Dites-moi maintenant que la vie n’est pas une ignoble farce, puisque le prêtre jette son Dieu pour entrer chez la fille de joie ! Bravo ! Satan rit, vous voyez bien ; bravo ! il triomphe. Allons j’ai raison ; la vertu c’est le masque, le vice c’est la vérité. Voilà pourquoi peu de gens la disent, c’est qu’elle est trop hideuse à dire.
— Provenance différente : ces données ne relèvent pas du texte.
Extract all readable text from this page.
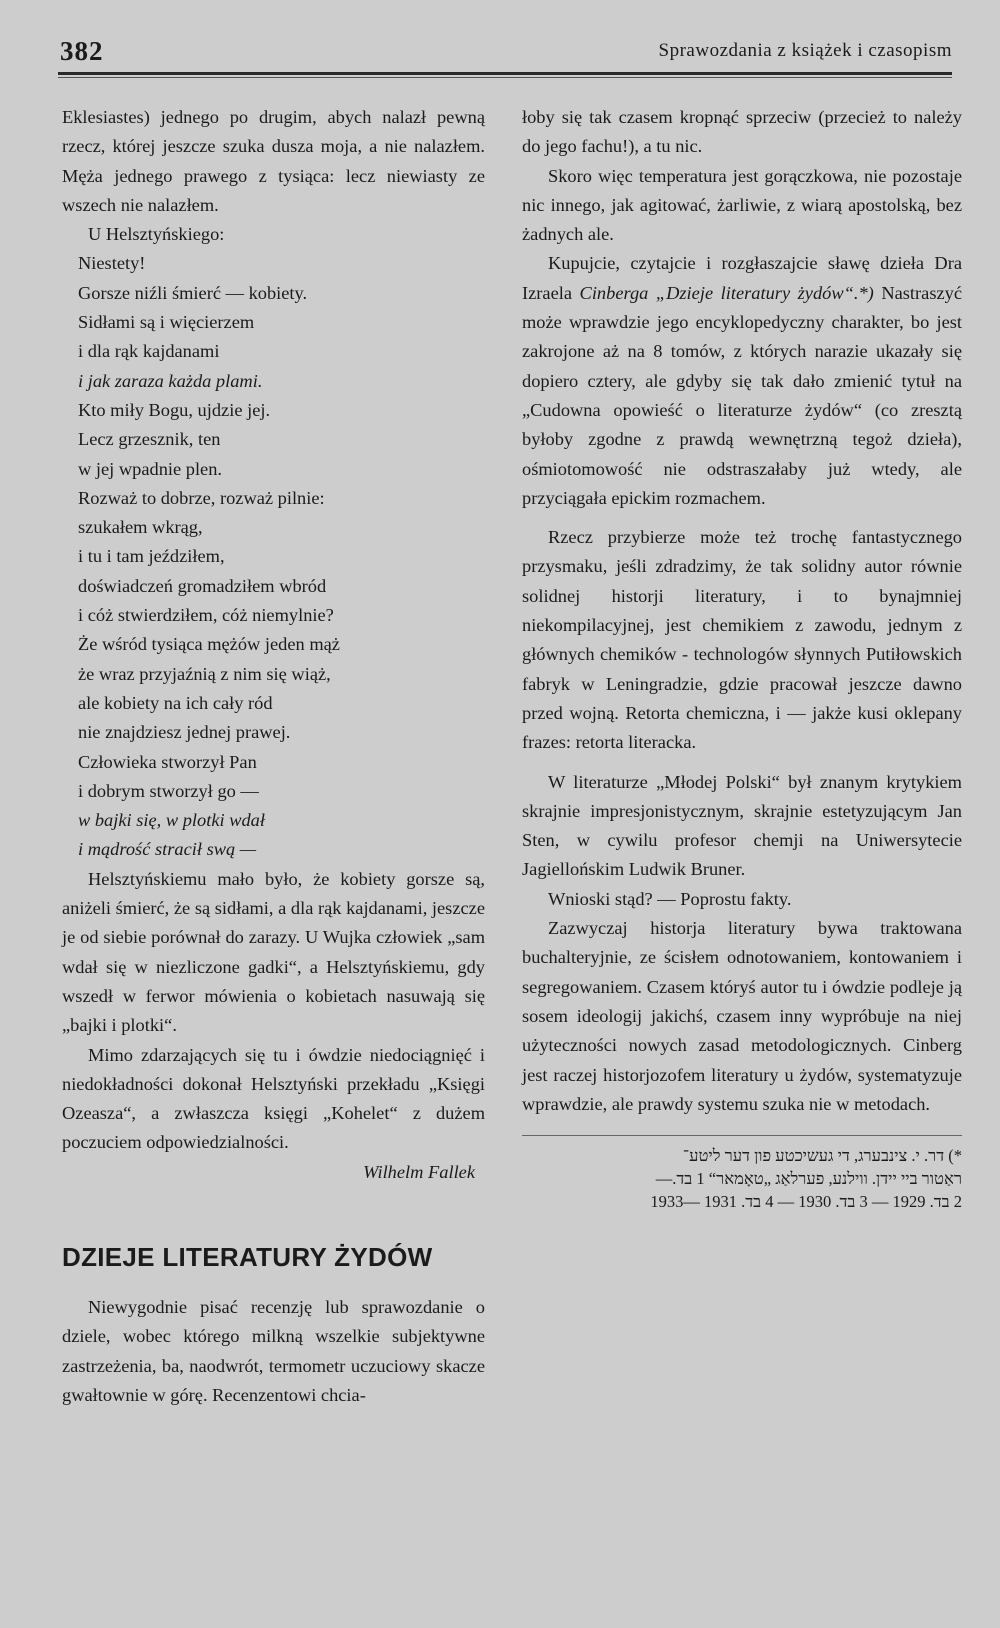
382	Sprawozdania z książek i czasopism

Eklesiastes) jednego po drugim, abych nalazł pewną rzecz, której jeszcze szuka dusza moja, a nie nalazłem. Męża jednego prawego z tysiąca: lecz niewiasty ze wszech nie nalazłem.

U Helsztyńskiego:

Niestety!

Gorsze niźli śmierć — kobiety.

Sidłami są i więcierzem

i dla rąk kajdanami

i jak zaraza każda plami.

Kto miły Bogu, ujdzie jej.

Lecz grzesznik, ten

w jej wpadnie plen.

Rozważ to dobrze, rozważ pilnie:

szukałem wkrąg,

i tu i tam jeździłem,

doświadczeń gromadziłem wbród

i cóż stwierdziłem, cóż niemylnie?

Że wśród tysiąca mężów jeden mąż

że wraz przyjaźnią z nim się wiąż,

ale kobiety na ich cały ród

nie znajdziesz jednej prawej.

Człowieka stworzył Pan

i dobrym stworzył go —

w bajki się, w plotki wdał

i mądrość stracił swą —

Helsztyńskiemu mało było, że kobiety gorsze są, aniżeli śmierć, że są sidłami, a dla rąk kajdanami, jeszcze je od siebie porównał do zarazy. U Wujka człowiek „sam wdał się w niezliczone gadki“, a Helsztyńskiemu, gdy wszedł w ferwor mówienia o kobietach nasuwają się „bajki i plotki“.

Mimo zdarzających się tu i ówdzie niedociągnięć i niedokładności dokonał Helsztyński przekładu „Księgi Ozeasza“, a zwłaszcza księgi „Kohelet“ z dużem poczuciem odpowiedzialności.

Wilhelm Fallek

DZIEJE LITERATURY ŻYDÓW

Niewygodnie pisać recenzję lub sprawozdanie o dziele, wobec którego milkną wszelkie subjektywne zastrzeżenia, ba, naodwrót, termometr uczuciowy skacze gwałtownie w górę. Recenzentowi chcia-

łoby się tak czasem kropnąć sprzeciw (przecież to należy do jego fachu!), a tu nic.

Skoro więc temperatura jest gorączkowa, nie pozostaje nic innego, jak agitować, żarliwie, z wiarą apostolską, bez żadnych ale.

Kupujcie, czytajcie i rozgłaszajcie sławę dzieła Dra Izraela Cinberga „Dzieje literatury żydów“.*) Nastraszyć może wprawdzie jego encyklopedyczny charakter, bo jest zakrojone aż na 8 tomów, z których narazie ukazały się dopiero cztery, ale gdyby się tak dało zmienić tytuł na „Cudowna opowieść o literaturze żydów“ (co zresztą byłoby zgodne z prawdą wewnętrzną tegoż dzieła), ośmiotomowość nie odstraszałaby już wtedy, ale przyciągała epickim rozmachem.

Rzecz przybierze może też trochę fantastycznego przysmaku, jeśli zdradzimy, że tak solidny autor równie solidnej historji literatury, i to bynajmniej niekompilacyjnej, jest chemikiem z zawodu, jednym z głównych chemików - technologów słynnych Putiłowskich fabryk w Leningradzie, gdzie pracował jeszcze dawno przed wojną. Retorta chemiczna, i — jakże kusi oklepany frazes: retorta literacka.

W literaturze „Młodej Polski“ był znanym krytykiem skrajnie impresjonistycznym, skrajnie estetyzującym Jan Sten, w cywilu profesor chemji na Uniwersytecie Jagiellońskim Ludwik Bruner.

Wnioski stąd? — Poprostu fakty.

Zazwyczaj historja literatury bywa traktowana buchalteryjnie, ze ścisłem odnotowaniem, kontowaniem i segregowaniem. Czasem któryś autor tu i ówdzie podleje ją sosem ideologij jakichś, czasem inny wypróbuje na niej użyteczności nowych zasad metodologicznych. Cinberg jest raczej historjozofem literatury u żydów, systematyzuje wprawdzie, ale prawdy systemu szuka nie w metodach.

*) דר. י. צינבערג, די געשיכטע פון דער ליטע־

ראַטור ביי יידן. ווילנע, פערלאַג „טאָמאר“ 1 בד.—

2 בד. 1929 — 3 בד. 1930 — 4 בד. 1931 —1933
Bravo ! la maison de l’honnête homme c’est le masque, le lupanar c’est la vérité, la couche nuptiale c’est le masque, l’adultère qui s’y consomme c’est la vérité ; la vie c’est le masque, la mort c’est la vérité ; la religion c’est le masque, la fille de joie c’est la vérité ; le bien c’est faux, la mort c’est vrai.

VIII

Ah ! criez bien fort, faiseurs de vertu aux gants jaunes ; criez bien fort, vous qui parlez de morale et entretenez des danseuses ; criez fort, vous qui faites plus pour votre chien que pour votre laquais ; criez fort, vous qui condamnez à mort l’homme qui tue par besoin, vous qui tuez par mépris ; criez fort, juges dont la robe est rouge de sang ; criez fort, vous qui montez chaque jour à votre tribunal sur les têtes que vous y avez abattues ; criez fort, ministres aux mains crochues, vous qui vous vantez des places accordées à l’époux et payées par sa femme par sa pauvre femme qui vous demande pardon, grâce, pitié, merci, qui embrassait vos genoux, qui se cramponnait au drap bleu de votre bureau aux pieds d’or, qui se cachait les yeux dans les draps rouges de vos fenêtres, vous qui avez brisé son honneur, vous dont la bouche a dit : cet homme sera directeur des postes, et qui en même temps avez craché sur le visage de sa femme !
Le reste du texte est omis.